Si Marine Le Pen a souligné la menace sécuritaire, elle en a aussi profité pour rejeter la faute sur les pays étrangers. «La durée de rétention administrative des étrangers en situation irrégulière, jugés dangereux, ne règle pas le problème des États récalcitrants à délivrer des laissez-passer consulaires pour récupérer leurs ressortissants indésirables», a assené la présidente du groupe Rassemblement national à l’Assemblée. Elle exhorte ainsi le gouvernement à prendre, contre ces États, «des mesures de rétorsion politiques, économiques et diplomatiques».

La balle est donc désormais dans le camp du gouvernement.

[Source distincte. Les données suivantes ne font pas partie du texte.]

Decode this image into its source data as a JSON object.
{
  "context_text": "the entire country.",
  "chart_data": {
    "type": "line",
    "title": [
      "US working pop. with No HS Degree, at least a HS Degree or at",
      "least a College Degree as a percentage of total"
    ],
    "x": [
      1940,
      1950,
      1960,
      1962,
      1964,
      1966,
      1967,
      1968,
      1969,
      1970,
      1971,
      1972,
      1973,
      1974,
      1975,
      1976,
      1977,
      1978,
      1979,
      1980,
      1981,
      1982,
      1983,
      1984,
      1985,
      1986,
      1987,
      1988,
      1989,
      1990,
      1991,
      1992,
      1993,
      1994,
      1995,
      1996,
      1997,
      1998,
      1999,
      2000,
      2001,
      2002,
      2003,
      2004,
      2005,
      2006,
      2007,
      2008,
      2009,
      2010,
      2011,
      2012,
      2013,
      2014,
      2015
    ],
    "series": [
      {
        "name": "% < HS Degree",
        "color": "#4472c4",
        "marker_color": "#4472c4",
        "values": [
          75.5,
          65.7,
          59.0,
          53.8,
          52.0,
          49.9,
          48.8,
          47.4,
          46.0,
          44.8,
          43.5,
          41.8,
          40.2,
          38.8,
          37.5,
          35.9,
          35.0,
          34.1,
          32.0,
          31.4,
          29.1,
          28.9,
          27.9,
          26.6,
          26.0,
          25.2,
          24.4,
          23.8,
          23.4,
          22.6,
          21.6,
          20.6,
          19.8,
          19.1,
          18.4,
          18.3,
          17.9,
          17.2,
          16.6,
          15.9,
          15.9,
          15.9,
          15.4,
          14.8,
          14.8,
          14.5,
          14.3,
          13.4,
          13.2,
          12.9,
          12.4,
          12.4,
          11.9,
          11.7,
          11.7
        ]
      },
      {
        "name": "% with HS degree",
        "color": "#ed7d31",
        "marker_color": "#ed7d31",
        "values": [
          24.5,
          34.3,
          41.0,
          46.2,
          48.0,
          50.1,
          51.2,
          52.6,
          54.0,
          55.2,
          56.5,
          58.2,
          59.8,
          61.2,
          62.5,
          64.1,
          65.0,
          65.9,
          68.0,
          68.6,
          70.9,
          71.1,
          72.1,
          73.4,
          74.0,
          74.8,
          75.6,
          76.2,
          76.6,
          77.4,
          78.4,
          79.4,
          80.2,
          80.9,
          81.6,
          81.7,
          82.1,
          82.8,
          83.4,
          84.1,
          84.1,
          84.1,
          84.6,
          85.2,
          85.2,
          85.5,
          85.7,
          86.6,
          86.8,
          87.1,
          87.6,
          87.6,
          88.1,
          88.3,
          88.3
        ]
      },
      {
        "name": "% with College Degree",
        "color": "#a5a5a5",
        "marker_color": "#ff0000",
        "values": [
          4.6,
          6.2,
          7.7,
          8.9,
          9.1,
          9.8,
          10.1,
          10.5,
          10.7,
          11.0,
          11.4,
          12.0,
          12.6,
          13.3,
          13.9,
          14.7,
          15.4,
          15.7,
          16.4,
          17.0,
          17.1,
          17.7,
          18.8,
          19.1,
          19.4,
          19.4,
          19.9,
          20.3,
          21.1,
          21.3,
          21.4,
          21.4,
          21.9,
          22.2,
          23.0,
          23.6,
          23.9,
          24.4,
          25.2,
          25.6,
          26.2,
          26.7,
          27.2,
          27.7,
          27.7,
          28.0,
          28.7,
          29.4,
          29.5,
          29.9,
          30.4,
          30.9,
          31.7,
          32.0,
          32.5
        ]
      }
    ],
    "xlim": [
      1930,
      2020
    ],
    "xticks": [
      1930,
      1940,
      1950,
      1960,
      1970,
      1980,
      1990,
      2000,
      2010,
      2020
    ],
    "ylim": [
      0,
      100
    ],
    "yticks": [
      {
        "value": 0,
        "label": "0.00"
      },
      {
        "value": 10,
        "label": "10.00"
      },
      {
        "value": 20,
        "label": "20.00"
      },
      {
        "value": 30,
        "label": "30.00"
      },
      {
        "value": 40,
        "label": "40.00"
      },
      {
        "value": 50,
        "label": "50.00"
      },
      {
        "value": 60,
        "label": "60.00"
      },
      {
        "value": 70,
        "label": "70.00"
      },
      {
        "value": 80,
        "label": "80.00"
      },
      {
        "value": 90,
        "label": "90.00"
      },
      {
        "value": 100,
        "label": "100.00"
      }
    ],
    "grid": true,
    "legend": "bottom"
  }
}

Il est plus que temps de sortir des postures pour contraindre ces pays à se plier au droit international par des sanctions et des mesures de rétorsion politiques, économiques et diplomatiques.

Pour l’eurodéputé du RN Thierry Mariani, les Sages se compromettent en faisant de la politique plutôt que du droit. «Suis-je seul à avoir l’impression que le Conseil Constitutionnel est devenu le garant d’un conformisme moral issu d’une "gôche" rejetée plutôt que le protecteur de la Constitution ?» a-t-il taclé. De son côté, l’ex-député et avocat Gilbert Collard s’est exclamé : «C’est le conseil du désarmement national !»

Un «camouflet» pour la droite

Au contraire, la gauche, elle, a salué la décision des Sages. «Le Conseil constitutionnel met un frein à la dérive autoritaire : il censure la rétention de 90 à 210 jours voulue par l’axe Macron–Le Pen–Retailleau. Liberté 1. Xénophobie 0», s’est félicité Aly Diouara, député insoumis de Seine-Saint-Denis. Tout comme sa collègue du Val-d’Oise Gabrielle Cathala, qui célèbre le «deuxième camouflet de la journée pour l’arc Macron - Le Pen», en référence à la censure de la loi Duplomb.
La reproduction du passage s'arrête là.